🤖 AI Summary
This work addresses two key limitations in black-box large language model (LLM) prompt optimization: underutilization of correct prediction signals and poor cross-model transferability. To this end, we propose an enhanced feedback-driven prompt optimization framework. Methodologically, it introduces a dual-track reinforcement mechanism—retaining effective prompt components via both positive and negative signals—integrates text-gradient reconstruction, multi-signal feedback aggregation, and noise filtering, and incorporates an explicit prompt transfer strategy. Our key contribution is the first systematic integration of positive reinforcement learning into automated prompt optimization, enabling active exploitation of correct prediction information.
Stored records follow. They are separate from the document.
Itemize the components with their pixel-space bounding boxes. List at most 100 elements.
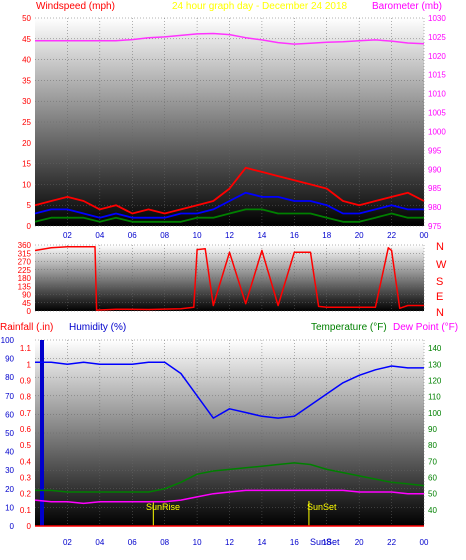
temperature-tick-label: 90 bbox=[428, 425, 437, 434]
wind-x-tick-label: 08 bbox=[160, 231, 169, 240]
compass-w: W bbox=[436, 259, 447, 271]
rainfall-axis-bar bbox=[40, 340, 44, 526]
wind-x-tick-label: 22 bbox=[387, 231, 396, 240]
humidity-tick-label: 100 bbox=[1, 336, 15, 345]
bottom-x-tick-label: 12 bbox=[225, 538, 234, 547]
direction-tick-label: 0 bbox=[27, 307, 32, 316]
humidity-panel-series-1 bbox=[35, 462, 425, 493]
wind-tick-label: 10 bbox=[22, 180, 31, 189]
wind-tick-label: 45 bbox=[22, 35, 31, 44]
sunrise-label: SunRise bbox=[146, 502, 180, 512]
wind-x-tick-label: 16 bbox=[290, 231, 299, 240]
direction-tick-label: 180 bbox=[18, 274, 32, 283]
wind-x-tick-label: 12 bbox=[225, 231, 234, 240]
humidity-tick-label: 90 bbox=[5, 355, 14, 364]
windspeed-axis-title: Windspeed (mph) bbox=[36, 1, 115, 12]
bottom-x-tick-label: 22 bbox=[387, 538, 396, 547]
wind-x-tick-label: 00 bbox=[420, 231, 429, 240]
barometer-tick-label: 985 bbox=[428, 184, 442, 193]
rainfall-tick-label: 0.6 bbox=[20, 425, 32, 434]
barometer-tick-label: 1030 bbox=[428, 14, 446, 23]
wind-tick-label: 20 bbox=[22, 139, 31, 148]
sunset-label: SunSet bbox=[307, 502, 337, 512]
humidity-tick-label: 0 bbox=[10, 522, 15, 531]
bottom-x-tick-label: 06 bbox=[128, 538, 137, 547]
wind-x-tick-label: 02 bbox=[63, 231, 72, 240]
barometer-tick-label: 1025 bbox=[428, 33, 446, 42]
temperature-axis-title: Temperature (°F) bbox=[311, 322, 387, 333]
temperature-tick-label: 50 bbox=[428, 490, 437, 499]
dewpoint-axis-title: Dew Point (°F) bbox=[393, 322, 458, 333]
bottom-x-tick-label: 00 bbox=[420, 538, 429, 547]
compass-e: E bbox=[436, 291, 443, 303]
rainfall-tick-label: 0.8 bbox=[20, 393, 32, 402]
direction-tick-label: 360 bbox=[18, 241, 32, 250]
barometer-tick-label: 1015 bbox=[428, 71, 446, 80]
rainfall-tick-label: 0 bbox=[27, 522, 32, 531]
wind-tick-label: 25 bbox=[22, 118, 31, 127]
barometer-tick-label: 1010 bbox=[428, 90, 446, 99]
temperature-tick-label: 120 bbox=[428, 376, 442, 385]
rainfall-tick-label: 0.2 bbox=[20, 490, 32, 499]
humidity-panel-series-0 bbox=[35, 361, 424, 419]
rainfall-tick-label: 0.5 bbox=[20, 441, 32, 450]
rainfall-tick-label: 0.1 bbox=[20, 506, 32, 515]
direction-tick-label: 225 bbox=[18, 266, 32, 275]
bottom-x-tick-label: 18 bbox=[322, 538, 331, 547]
barometer-tick-label: 1000 bbox=[428, 127, 446, 136]
direction-tick-label: 270 bbox=[18, 258, 32, 267]
bottom-x-tick-label: 04 bbox=[95, 538, 104, 547]
humidity-tick-label: 80 bbox=[5, 373, 14, 382]
wind-series-3 bbox=[34, 208, 424, 223]
direction-tick-label: 315 bbox=[18, 249, 32, 258]
wind-x-tick-label: 20 bbox=[355, 231, 364, 240]
direction-tick-label: 135 bbox=[18, 282, 32, 291]
wind-tick-label: 35 bbox=[22, 76, 31, 85]
rainfall-tick-label: 0.7 bbox=[20, 409, 32, 418]
barometer-tick-label: 975 bbox=[428, 222, 442, 231]
humidity-tick-label: 60 bbox=[5, 410, 14, 419]
compass-n-top: N bbox=[436, 241, 444, 253]
tick-labels: 0510152025303540455097598098599099510001… bbox=[1, 14, 447, 547]
bottom-x-tick-label: 08 bbox=[160, 538, 169, 547]
temperature-tick-label: 60 bbox=[428, 473, 437, 482]
bottom-x-tick-label: 16 bbox=[290, 538, 299, 547]
humidity-tick-label: 50 bbox=[5, 429, 14, 438]
wind-tick-label: 40 bbox=[22, 56, 31, 65]
sunset-axis-label: SunSet bbox=[310, 537, 340, 547]
temperature-tick-label: 110 bbox=[428, 393, 441, 402]
wind-x-tick-label: 14 bbox=[257, 231, 266, 240]
compass-s: S bbox=[436, 276, 443, 288]
temperature-tick-label: 70 bbox=[428, 457, 437, 466]
humidity-tick-label: 30 bbox=[5, 466, 14, 475]
temperature-tick-label: 100 bbox=[428, 409, 442, 418]
wind-tick-label: 30 bbox=[22, 97, 31, 106]
bottom-x-tick-label: 10 bbox=[193, 538, 202, 547]
temperature-tick-label: 40 bbox=[428, 506, 437, 515]
humidity-tick-label: 10 bbox=[5, 503, 14, 512]
humidity-axis-title: Humidity (%) bbox=[69, 322, 126, 333]
data-series bbox=[34, 32, 425, 527]
barometer-tick-label: 980 bbox=[428, 203, 442, 212]
humidity-tick-label: 70 bbox=[5, 392, 14, 401]
wind-x-tick-label: 10 bbox=[193, 231, 202, 240]
wind-tick-label: 15 bbox=[22, 160, 31, 169]
barometer-tick-label: 1020 bbox=[428, 52, 446, 61]
wind-x-tick-label: 18 bbox=[322, 231, 331, 240]
wind-tick-label: 50 bbox=[22, 14, 31, 23]
rainfall-axis-title: Rainfall (.in) bbox=[0, 322, 53, 333]
barometer-tick-label: 1005 bbox=[428, 109, 446, 118]
wind-x-tick-label: 06 bbox=[128, 231, 137, 240]
temperature-tick-label: 130 bbox=[428, 360, 442, 369]
direction-tick-label: 45 bbox=[22, 299, 31, 308]
bottom-x-tick-label: 02 bbox=[63, 538, 72, 547]
temperature-tick-label: 80 bbox=[428, 441, 437, 450]
humidity-tick-label: 20 bbox=[5, 485, 14, 494]
temperature-tick-label: 140 bbox=[428, 344, 442, 353]
wind-tick-label: 5 bbox=[27, 201, 32, 210]
humidity-panel-series-2 bbox=[34, 489, 424, 505]
rainfall-tick-label: 1 bbox=[27, 360, 32, 369]
wind-tick-label: 0 bbox=[27, 222, 32, 231]
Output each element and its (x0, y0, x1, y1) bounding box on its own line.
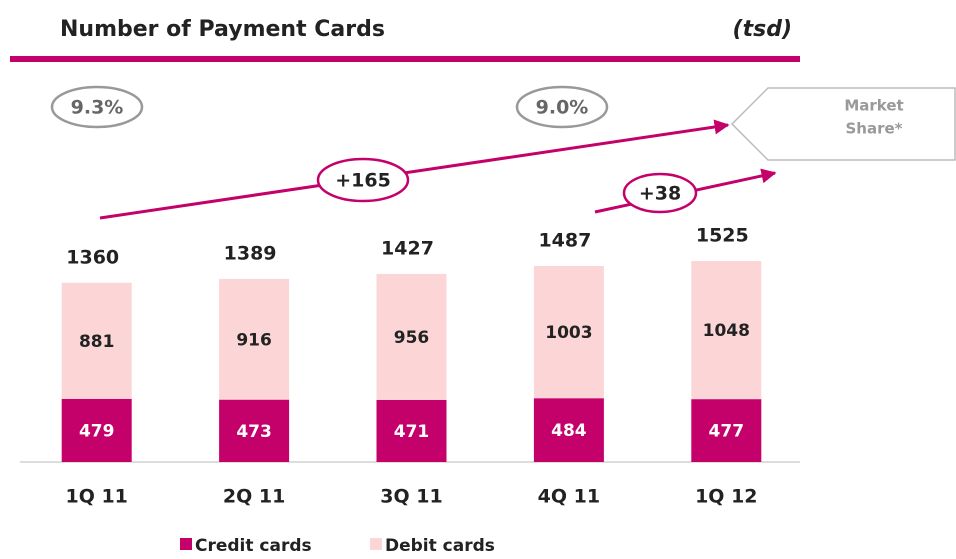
value-label: 479 (79, 421, 115, 441)
x-tick-label: 1Q 12 (695, 486, 757, 508)
value-label: 477 (709, 422, 745, 442)
x-tick-label: 1Q 11 (65, 486, 127, 508)
value-label: 471 (394, 422, 430, 442)
growth-badge (316, 157, 410, 203)
bar-segment (691, 261, 762, 400)
bar-segment (376, 273, 447, 400)
growth-label: +165 (335, 170, 391, 192)
total-label: 1360 (66, 246, 119, 268)
value-label: 881 (79, 332, 115, 352)
bar-segment (533, 266, 604, 399)
legend-label: Credit cards (195, 536, 312, 556)
market-share-label: Market (844, 97, 903, 115)
share-label: 9.3% (71, 97, 124, 119)
value-label: 473 (236, 422, 272, 442)
value-label: 1003 (545, 323, 592, 343)
unit-label: (tsd) (733, 17, 792, 42)
bar-segment (61, 398, 132, 462)
x-tick-label: 4Q 11 (538, 486, 600, 508)
market-share-tag (730, 87, 956, 161)
value-label: 956 (394, 328, 430, 348)
total-label: 1389 (224, 242, 277, 264)
value-label: 1048 (703, 321, 750, 341)
bar-segment (691, 399, 762, 462)
bar-segment (61, 282, 132, 399)
total-label: 1525 (696, 225, 749, 247)
value-label: 916 (236, 330, 272, 350)
value-label: 484 (551, 421, 587, 441)
share-badge (515, 85, 609, 129)
x-tick-label: 3Q 11 (380, 486, 442, 508)
growth-badge (622, 172, 698, 214)
chart-title: Number of Payment Cards (60, 17, 385, 42)
total-label: 1487 (538, 230, 591, 252)
legend-swatch (180, 538, 192, 550)
bar-segment (376, 399, 447, 462)
total-label: 1427 (381, 237, 434, 259)
share-label: 9.0% (536, 97, 589, 119)
x-tick-label: 2Q 11 (223, 486, 285, 508)
legend-label: Debit cards (385, 536, 495, 556)
bar-segment (219, 278, 290, 400)
bar-segment (219, 399, 290, 462)
market-share-label: Share* (845, 120, 902, 138)
legend-swatch (370, 538, 382, 550)
growth-label: +38 (639, 183, 681, 205)
bar-segment (533, 398, 604, 462)
growth-arrow (99, 119, 730, 220)
share-badge (50, 85, 144, 129)
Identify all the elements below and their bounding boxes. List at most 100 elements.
Experiments demonstrate that our method consistently outperforms strong baselines on both standard prompt optimization and cross-model/cross-API transfer tasks, achieving simultaneous improvements in accuracy, convergence speed, and computational efficiency.
📝 Abstract
An increasing number of NLP applications interact with large language models (LLMs) through black-box APIs, making prompt engineering critical for controlling model outputs. While recent Automatic Prompt Optimization (APO) methods iteratively refine prompts using model-generated feedback, textual gradients, they primarily focus on error correction and neglect valuable insights from correct predictions. This limits both their effectiveness and efficiency. In this paper, we propose a novel APO framework centered on enhancing the feedback mechanism. We reinterpret the textual gradient as a form of negative reinforcement and introduce the complementary positive reinforcement to explicitly preserve beneficial prompt components identified through successful predictions. To mitigate the noise inherent in LLM-generated feedback, we introduce a technique called feedback diversification, which aggregates multiple feedback signals, emphasizing consistent, actionable advice while filtering out outliers. Motivated by the rapid evolution and diversity of available LLMs, we also formalize Continual Prompt Optimization (CPO), addressing the practical challenge of efficiently migrating optimized prompts between different model versions or API providers. Our experiments reveal that naive prompt migration often degrades performance due to loss of critical instructions. In contrast, our approach consistently outperforms strong baselines, achieving significant accuracy improvements, faster convergence, and lower computational costs in both standard and migration scenarios.